2.6 De voorzieningenrechter is, gelet op de aard, omvang en locatie van het onderhavige rek, van oordeel dat sprake is van een overtreding van zeer geringe aard en ernst. De voorzieningenrechter stelt in dit geval vast dat verweerder niet heeft betwist dat de uitstalling niet meer dan 20 centimeter uit de voorgevel steekt. De voorzieningenrechter betrekt bij haar overwegingen dat verweerder aan de raadscommissie Verkeer en Beheer heeft toegezegd dat de Uitstalverordening binnenkort zal worden geëvalueerd en dat in afwachting daarvan uitsluitend in aperte gevallen handhavend zal worden opgetreden. Gelet op hetgeen hiervoor is overwogen, kan het onderhavige geval niet zonder nadere motivering, die thans ontbreekt, worden aangemerkt als een apert geval waartegen, vooruitlopend op deze evaluatie, moet worden opgetreden. Anders dan in de Zadelstraat is er in de onderhavige situatie onvoldoende aanleiding om aan te nemen dat er sprake is van een onveilige situatie waarin de doorgang voor voetgangers wordt belemmerd. Dat de uitstalling bijdraagt aan verrommeling in de binnenstad is naar voorlopig oordeel van de voorzieningenrechter onvoldoende aannemelijk gemaakt, te meer daar op veel plaatsen in de binnenstad vergelijkbare rekjes, uithangborden en dergelijke aanwezig zijn zonder dat daartegen wordt opgetreden. Gelet hierop kan niet met een beroep op het algemeen belang en het belang bij het voorkomen van precedentwerking die zijn gediend met handhaving, worden staande gehouden dat verweerder bij de afweging van de in het geding zijnde belangen in redelijkheid heeft kunnen komen tot het bestreden besluit.
2.7 Gelet op het voorgaande zal het bestreden besluit naar verwachting bij de beslissing op bezwaar niet ongewijzigd in stand blijven.

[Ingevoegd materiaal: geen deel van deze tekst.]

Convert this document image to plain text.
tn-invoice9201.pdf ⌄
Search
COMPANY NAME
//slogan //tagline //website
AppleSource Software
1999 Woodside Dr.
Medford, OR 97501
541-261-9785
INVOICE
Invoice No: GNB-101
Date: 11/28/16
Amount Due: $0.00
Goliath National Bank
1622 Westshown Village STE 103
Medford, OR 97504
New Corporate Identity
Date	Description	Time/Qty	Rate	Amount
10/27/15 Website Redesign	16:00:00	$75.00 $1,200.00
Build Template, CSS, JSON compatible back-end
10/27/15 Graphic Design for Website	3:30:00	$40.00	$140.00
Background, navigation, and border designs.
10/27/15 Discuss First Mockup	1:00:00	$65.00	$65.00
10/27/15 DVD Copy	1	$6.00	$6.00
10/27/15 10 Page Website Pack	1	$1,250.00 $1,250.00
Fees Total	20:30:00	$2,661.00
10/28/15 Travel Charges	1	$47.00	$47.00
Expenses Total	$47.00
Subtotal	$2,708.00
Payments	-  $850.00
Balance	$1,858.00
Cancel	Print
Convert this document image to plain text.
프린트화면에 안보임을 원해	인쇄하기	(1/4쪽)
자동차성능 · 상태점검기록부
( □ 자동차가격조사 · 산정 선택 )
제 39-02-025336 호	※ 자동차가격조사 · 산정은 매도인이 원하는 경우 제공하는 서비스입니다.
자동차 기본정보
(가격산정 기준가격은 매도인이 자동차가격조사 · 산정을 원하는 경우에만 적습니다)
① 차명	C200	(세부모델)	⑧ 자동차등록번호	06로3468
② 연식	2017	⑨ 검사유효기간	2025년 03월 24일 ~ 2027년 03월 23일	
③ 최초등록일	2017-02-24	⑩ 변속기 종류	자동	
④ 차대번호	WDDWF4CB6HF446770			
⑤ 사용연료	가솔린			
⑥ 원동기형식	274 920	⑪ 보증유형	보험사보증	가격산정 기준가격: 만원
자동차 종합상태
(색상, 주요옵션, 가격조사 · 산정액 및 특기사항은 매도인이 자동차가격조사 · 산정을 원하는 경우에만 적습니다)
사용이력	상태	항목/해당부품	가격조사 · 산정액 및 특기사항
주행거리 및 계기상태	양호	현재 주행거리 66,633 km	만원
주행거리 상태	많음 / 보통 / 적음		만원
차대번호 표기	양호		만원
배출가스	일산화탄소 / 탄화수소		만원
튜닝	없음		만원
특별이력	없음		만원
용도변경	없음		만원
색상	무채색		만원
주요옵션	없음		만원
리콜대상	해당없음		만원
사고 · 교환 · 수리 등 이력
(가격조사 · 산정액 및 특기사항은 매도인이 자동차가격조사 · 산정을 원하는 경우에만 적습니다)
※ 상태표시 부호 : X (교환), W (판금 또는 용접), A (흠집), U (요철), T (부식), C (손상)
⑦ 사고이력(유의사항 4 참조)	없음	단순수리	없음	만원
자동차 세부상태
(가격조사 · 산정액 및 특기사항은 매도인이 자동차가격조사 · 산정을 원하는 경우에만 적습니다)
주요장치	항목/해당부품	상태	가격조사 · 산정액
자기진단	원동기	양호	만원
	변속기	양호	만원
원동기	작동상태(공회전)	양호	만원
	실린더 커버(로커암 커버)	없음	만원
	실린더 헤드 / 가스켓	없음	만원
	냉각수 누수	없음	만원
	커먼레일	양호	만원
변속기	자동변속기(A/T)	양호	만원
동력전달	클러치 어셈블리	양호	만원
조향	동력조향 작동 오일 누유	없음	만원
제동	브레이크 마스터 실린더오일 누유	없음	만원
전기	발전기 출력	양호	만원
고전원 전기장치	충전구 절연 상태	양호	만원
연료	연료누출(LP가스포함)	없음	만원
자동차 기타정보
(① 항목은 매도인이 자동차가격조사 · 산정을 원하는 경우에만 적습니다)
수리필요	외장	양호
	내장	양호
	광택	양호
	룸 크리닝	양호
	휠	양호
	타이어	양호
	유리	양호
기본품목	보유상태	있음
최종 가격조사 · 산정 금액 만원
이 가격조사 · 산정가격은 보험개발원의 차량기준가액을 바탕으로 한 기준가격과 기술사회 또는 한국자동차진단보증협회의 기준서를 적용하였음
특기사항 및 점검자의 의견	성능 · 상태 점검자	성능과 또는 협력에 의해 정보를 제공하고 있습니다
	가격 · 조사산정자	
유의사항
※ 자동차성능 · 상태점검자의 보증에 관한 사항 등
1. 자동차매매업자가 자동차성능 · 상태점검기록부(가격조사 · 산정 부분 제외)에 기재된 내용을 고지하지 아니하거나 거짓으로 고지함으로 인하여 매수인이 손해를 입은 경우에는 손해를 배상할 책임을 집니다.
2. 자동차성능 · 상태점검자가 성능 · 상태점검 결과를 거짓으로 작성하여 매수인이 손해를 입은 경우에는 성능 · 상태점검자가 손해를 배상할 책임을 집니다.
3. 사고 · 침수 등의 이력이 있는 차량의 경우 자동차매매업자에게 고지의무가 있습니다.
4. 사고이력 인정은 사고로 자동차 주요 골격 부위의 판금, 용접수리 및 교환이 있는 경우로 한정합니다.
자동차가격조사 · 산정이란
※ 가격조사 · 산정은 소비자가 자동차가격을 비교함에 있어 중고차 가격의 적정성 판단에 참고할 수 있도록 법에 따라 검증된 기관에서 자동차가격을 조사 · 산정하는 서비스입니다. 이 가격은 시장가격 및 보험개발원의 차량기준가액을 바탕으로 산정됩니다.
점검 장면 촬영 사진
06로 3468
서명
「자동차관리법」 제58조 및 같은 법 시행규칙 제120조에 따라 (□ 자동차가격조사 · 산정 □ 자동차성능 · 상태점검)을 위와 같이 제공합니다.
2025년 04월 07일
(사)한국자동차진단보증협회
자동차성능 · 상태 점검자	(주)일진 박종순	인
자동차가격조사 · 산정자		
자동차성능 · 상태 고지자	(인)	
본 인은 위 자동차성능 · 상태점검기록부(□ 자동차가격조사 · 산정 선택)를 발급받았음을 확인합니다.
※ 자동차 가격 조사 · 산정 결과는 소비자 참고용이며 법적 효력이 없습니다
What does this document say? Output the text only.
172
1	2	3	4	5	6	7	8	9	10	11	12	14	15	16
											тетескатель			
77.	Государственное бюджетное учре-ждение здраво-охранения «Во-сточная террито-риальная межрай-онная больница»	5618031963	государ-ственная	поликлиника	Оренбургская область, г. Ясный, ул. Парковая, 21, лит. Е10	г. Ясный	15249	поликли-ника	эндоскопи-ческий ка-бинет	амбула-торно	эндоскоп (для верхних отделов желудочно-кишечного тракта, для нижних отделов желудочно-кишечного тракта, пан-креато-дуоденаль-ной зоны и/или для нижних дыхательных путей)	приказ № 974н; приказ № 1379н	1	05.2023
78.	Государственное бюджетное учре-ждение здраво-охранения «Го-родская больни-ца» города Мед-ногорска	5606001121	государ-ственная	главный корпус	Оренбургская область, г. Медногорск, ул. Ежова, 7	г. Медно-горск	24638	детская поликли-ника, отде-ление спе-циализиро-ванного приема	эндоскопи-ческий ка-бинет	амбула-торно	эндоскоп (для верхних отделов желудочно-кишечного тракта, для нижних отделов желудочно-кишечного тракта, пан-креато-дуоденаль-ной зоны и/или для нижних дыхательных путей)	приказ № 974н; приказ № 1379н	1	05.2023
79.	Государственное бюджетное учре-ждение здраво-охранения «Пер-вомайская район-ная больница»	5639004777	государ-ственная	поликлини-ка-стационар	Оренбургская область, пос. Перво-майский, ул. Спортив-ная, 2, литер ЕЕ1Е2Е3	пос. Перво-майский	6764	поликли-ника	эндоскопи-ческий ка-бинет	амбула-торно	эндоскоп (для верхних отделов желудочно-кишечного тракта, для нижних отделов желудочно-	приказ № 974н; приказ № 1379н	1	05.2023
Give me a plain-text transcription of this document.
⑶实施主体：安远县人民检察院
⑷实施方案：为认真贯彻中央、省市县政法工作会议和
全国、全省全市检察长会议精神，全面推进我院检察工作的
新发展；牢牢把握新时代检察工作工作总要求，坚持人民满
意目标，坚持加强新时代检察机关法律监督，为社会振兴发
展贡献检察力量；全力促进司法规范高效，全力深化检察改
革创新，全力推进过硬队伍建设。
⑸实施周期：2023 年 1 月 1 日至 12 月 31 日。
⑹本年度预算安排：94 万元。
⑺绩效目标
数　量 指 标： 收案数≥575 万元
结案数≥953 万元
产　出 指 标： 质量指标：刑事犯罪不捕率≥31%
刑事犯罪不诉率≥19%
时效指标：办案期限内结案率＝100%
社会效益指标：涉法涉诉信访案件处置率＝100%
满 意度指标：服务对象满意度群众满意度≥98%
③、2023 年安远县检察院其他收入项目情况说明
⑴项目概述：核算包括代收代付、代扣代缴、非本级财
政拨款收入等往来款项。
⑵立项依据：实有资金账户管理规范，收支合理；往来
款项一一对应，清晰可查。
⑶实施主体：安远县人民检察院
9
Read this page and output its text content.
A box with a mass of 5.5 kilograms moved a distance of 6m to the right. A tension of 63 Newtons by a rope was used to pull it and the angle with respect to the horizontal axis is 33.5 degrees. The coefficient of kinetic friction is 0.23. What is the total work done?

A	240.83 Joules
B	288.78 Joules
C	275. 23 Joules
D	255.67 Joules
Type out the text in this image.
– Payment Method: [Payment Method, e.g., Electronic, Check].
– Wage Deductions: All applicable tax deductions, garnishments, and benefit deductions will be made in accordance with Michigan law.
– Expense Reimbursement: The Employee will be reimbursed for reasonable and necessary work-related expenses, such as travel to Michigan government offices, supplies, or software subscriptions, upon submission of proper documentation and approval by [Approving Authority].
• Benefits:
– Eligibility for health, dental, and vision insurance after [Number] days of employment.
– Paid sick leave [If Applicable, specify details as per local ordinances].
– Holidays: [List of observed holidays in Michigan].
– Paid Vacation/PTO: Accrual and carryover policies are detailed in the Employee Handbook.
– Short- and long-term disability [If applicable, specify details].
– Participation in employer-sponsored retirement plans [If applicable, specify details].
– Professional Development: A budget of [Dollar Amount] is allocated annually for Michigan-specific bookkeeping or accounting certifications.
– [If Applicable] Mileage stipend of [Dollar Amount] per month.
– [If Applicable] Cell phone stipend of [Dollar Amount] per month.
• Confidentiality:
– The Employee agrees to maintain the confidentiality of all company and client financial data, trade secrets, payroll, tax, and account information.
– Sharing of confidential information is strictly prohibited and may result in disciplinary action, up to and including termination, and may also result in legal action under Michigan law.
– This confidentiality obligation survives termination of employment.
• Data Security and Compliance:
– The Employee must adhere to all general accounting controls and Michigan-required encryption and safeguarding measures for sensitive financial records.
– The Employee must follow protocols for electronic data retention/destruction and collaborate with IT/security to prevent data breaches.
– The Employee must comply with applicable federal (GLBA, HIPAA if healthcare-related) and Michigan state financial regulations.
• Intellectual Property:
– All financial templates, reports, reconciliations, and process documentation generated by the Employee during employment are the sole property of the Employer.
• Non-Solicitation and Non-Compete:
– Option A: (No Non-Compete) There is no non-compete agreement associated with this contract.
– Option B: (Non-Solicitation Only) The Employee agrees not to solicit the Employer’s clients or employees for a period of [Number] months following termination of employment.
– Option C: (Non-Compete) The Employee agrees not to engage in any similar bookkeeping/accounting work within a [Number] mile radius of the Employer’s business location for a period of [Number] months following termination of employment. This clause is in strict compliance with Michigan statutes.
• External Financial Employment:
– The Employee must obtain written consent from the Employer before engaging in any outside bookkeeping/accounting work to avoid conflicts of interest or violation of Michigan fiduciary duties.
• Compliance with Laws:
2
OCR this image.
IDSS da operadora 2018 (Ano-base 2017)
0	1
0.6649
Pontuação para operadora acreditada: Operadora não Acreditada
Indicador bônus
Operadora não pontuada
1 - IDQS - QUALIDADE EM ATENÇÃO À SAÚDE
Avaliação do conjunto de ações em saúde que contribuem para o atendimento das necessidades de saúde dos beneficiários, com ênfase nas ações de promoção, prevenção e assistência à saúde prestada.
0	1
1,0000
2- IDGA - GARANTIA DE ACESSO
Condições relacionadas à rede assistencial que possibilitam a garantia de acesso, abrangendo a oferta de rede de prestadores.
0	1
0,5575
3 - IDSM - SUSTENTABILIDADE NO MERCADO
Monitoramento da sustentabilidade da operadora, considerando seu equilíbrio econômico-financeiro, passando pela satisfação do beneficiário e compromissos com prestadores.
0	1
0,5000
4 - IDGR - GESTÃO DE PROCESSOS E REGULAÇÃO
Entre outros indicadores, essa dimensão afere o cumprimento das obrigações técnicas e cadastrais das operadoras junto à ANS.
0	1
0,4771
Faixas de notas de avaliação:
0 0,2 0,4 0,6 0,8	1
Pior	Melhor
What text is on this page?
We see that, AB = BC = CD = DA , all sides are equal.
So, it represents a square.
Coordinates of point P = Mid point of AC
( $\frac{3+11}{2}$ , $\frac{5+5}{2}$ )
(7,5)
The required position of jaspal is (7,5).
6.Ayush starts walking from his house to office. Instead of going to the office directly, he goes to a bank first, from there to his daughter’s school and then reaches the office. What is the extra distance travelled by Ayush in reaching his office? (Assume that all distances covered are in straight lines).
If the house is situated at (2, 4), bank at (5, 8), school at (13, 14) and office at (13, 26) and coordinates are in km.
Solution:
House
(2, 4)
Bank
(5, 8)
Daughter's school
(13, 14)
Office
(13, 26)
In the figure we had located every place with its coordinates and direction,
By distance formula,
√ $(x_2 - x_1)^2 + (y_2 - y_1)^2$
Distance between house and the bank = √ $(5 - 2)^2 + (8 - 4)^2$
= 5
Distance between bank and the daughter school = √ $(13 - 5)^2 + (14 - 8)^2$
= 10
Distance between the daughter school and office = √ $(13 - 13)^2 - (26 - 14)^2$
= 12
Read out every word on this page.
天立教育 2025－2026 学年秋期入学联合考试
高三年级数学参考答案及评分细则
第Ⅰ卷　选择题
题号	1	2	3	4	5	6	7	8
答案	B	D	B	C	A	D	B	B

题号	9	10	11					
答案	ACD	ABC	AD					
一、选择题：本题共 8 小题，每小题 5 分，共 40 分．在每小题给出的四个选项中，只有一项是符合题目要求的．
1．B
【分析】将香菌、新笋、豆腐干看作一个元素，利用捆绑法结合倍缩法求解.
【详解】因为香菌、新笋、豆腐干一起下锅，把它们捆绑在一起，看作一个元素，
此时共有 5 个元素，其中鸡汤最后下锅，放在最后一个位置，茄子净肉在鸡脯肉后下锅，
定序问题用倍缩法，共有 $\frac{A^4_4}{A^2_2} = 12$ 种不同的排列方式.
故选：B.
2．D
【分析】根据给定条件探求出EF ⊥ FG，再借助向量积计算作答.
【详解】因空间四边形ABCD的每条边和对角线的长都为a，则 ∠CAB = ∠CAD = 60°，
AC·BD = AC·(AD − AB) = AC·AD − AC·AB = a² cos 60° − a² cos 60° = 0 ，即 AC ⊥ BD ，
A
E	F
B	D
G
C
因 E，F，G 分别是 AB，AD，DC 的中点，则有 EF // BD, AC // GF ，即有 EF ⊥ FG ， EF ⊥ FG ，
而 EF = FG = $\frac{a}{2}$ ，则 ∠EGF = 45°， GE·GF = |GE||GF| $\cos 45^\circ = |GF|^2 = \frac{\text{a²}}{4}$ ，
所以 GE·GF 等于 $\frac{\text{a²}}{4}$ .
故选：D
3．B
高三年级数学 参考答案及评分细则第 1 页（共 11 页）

In die omstandigheid is het niet aanvaardbaar dat dwangsommen worden verbeurd.
2.8 De voorzieningenrechter ziet, gelet op hetgeen hiervoor is overwogen, aanleiding om het besluit van verweerder van 20 december 2007 te schorsen tot twee weken nadat verweerder heeft beslist op verzoekers bezwaar tegen dat besluit.
2.9 Gelet op het voorgaande is er aanleiding om verweerder te veroordelen in de kosten die verzoekster in verband met de behandeling van het verzoek redelijkerwijs heeft moeten maken. Deze kosten zijn op grond van het Besluit proceskosten bestuursrecht vastgesteld op € 644,- (1 punt voor het verzoek en 1 punt voor het verschijnen ter zitting, wegingsfactor 1, waarde per punt € 322,-) als kosten van verleende rechtsbijstand.
Beslissing
De voorzieningenrechter,
3.1 wijst het verzoek om voorlopige voorziening toe;
3.2 schorst het besluit van verweerder van 20 december 2007 tot twee weken na bekendmaking van de te nemen beslissing op bezwaar;
3.3 bepaalt dat verweerder het door verzoekster betaalde griffierecht ten bedrage van € 285,- aan haar vergoedt;
3.4 veroordeelt verweerder in de proceskosten ten bedrage van € 644,- te betalen door de gemeente Utrecht;
Aldus vastgesteld door mr. drs. R. in ’t Veld en in het openbaar uitgesproken op 14 februari 2008.